Terry Bledsoe

Profile
- Position: General Manager/Assistant General Manager

Personal information
- Born: August 4, 1934 Chicago, Illinois, U.S.
- Died: December 12, 2015 (aged 81) Providence, Rhode Island, U.S.

Career history
- New York Giants (1979-1983) Assistant Manager; Buffalo Bills (1984-1985) General Manager/VP;
- Executive profile at Pro Football Reference

= Terry Bledsoe =

American sportswriter and football executive (1934–2015)

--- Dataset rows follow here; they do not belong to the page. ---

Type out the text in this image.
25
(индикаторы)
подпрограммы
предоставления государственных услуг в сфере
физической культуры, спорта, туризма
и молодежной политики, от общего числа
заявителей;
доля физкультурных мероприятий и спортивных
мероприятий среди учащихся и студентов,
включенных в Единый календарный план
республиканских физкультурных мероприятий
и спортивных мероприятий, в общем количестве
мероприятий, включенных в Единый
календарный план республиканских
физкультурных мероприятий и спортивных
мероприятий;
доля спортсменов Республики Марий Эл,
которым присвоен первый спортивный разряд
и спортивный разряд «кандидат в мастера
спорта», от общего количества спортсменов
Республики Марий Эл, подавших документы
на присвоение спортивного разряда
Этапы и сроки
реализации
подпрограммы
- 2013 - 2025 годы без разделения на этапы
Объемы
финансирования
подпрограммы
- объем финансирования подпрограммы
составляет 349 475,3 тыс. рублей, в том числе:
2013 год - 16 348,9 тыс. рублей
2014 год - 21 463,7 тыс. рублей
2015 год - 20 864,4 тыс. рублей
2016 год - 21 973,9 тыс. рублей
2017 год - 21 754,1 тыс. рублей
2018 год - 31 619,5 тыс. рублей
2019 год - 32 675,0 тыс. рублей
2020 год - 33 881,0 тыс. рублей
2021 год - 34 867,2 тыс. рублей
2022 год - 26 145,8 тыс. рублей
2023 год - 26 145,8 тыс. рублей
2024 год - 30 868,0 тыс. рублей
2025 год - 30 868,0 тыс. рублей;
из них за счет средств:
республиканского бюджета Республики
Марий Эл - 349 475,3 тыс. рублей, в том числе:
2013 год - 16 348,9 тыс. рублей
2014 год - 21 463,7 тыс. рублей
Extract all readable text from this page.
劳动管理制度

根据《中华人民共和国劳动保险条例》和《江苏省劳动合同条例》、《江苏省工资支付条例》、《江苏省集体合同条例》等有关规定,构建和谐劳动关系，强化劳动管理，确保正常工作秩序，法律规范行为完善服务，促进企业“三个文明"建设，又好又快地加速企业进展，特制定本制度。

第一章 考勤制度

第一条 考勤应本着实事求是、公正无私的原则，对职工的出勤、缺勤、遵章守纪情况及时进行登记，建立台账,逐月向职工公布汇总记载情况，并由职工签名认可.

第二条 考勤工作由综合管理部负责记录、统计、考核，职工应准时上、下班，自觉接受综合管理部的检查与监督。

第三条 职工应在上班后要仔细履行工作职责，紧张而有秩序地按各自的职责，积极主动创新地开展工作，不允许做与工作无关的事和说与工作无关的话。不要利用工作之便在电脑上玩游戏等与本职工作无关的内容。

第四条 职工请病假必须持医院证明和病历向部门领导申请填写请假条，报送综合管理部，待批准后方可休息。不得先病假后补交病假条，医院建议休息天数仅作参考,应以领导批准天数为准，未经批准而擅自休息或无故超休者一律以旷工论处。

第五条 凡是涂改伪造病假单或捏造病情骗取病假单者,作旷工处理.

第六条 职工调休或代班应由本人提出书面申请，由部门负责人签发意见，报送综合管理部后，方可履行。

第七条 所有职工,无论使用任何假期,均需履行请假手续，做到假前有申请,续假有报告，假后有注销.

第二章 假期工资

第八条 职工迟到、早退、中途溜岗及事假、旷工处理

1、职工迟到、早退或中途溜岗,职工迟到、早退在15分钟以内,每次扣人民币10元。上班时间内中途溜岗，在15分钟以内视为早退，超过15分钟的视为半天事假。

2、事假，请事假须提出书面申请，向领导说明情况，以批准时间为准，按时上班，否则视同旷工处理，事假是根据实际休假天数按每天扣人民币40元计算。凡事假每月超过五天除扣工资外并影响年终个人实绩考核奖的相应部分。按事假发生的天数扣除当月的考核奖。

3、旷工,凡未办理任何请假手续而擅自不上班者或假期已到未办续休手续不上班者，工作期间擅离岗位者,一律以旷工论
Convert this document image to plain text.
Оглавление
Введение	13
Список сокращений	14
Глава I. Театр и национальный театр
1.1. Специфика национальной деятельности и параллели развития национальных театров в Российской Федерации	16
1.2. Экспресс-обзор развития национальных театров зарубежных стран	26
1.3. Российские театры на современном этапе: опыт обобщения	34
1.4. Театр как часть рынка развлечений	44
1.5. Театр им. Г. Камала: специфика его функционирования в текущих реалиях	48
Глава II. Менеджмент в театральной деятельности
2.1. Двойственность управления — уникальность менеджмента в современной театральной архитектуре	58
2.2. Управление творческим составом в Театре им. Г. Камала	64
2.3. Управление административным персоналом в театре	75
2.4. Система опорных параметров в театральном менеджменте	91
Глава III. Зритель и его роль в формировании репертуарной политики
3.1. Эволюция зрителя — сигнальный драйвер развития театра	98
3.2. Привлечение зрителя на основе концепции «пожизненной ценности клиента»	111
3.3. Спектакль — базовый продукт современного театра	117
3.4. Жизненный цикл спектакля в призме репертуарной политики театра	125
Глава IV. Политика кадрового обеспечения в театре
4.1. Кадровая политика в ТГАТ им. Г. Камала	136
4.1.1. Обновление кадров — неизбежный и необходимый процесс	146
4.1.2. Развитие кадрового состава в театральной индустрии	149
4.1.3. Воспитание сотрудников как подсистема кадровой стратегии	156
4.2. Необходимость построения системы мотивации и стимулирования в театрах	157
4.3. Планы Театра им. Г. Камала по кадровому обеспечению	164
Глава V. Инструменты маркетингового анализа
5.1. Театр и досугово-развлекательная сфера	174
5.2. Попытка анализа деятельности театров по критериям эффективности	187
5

Truman Claudius Bledsoe III (August 4, 1934 – December 12, 2015) was a sportswriter and NFL executive. He was a sportswriter at the Milwaukee Journal for many years. He covered the Green Bay Packers from 1962 to 1968. He was the beat writer for Marquette basketball and Al McGuire from 1962 to 1973. In 1973, he got a public relations job for the NFL Management council. In 1979, Bledsoe became an assistant general manager for the New York Giants. In 1984, he became the general manager for the Buffalo Bills. He was there for two seasons. After two consecutive years of going 2–14, he was fired. He later had senior management positions for the Cleveland Browns and Arizona Cardinals. He was married to his wife Shirley for 59 years until his death, and he had six children. Bledsoe died on December 12, 2015, at the age of 81.